How I’d prompt Claude differently next time
If I were starting from zero again, I’d keep the same consultant-first structure but tighten the prompts around failure modes. I would explicitly ask for:
- how request context survives async boundaries
- which exact log fields are allowlisted per event type
- what test cases prove redaction is working
- where the implementation is likely to drift from the design
I would also ask the implementer Claude to produce a short “risk review” after writing the code. Not a generic summary. A list of places where the implementation might be incorrect because of framework assumptions or incomplete schema knowledge. That kind of self-critique is often more useful than another pass of generated code.
What changed in the app after this was in place
Once the logging system was stable, debugging got less chaotic. I could trace a single request through auth, route logic, and downstream operations without reconstructing the timeline from mixed console output. Error logs became easier to scan because they had consistent fields. Local development improved too because the pretty output showed enough context without flooding the terminal.
The bigger shift was behavioral. Because the logger made structured fields easy to add, I stopped writing vague messages like “webhook failed” and started logging events with context that actually matters, like route, upstream status, workspace, and timing. That’s not Claude magic. That’s what happens when the system makes the better habit easier than the sloppy one.
My takeaway
The consultant-first pattern is useful when the task has architecture in it, not only syntax.

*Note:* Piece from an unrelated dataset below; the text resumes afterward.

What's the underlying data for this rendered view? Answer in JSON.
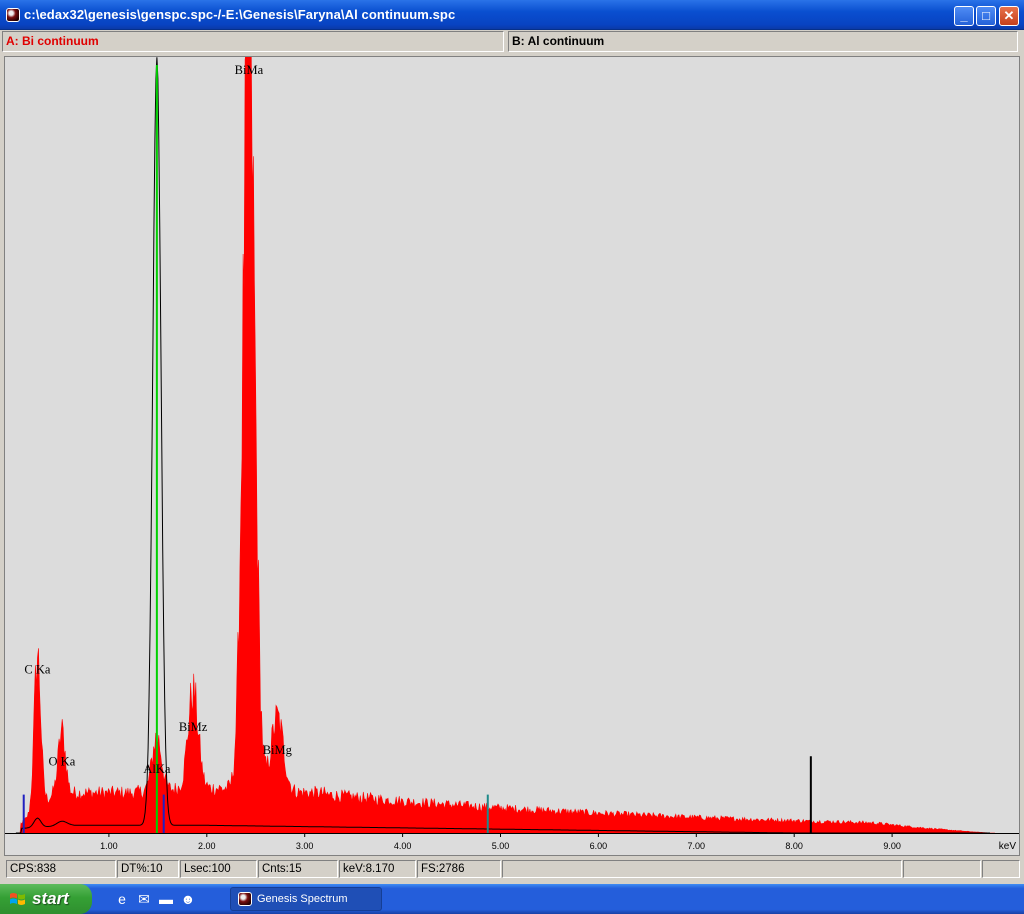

Logging definitely does. Asking Claude to plan first gave me a better system with clearer boundaries and fewer pointless refactors. But it didn’t make the implementation self-verifying. Claude still missed request-scope consistency in one path and redaction coverage in another.
So that’s where I landed: use one AI pass to think, another to build, and then verify the parts that only reality can verify. For this logging system, that was enough to get something production-friendly without turning the whole effort into an observability side quest.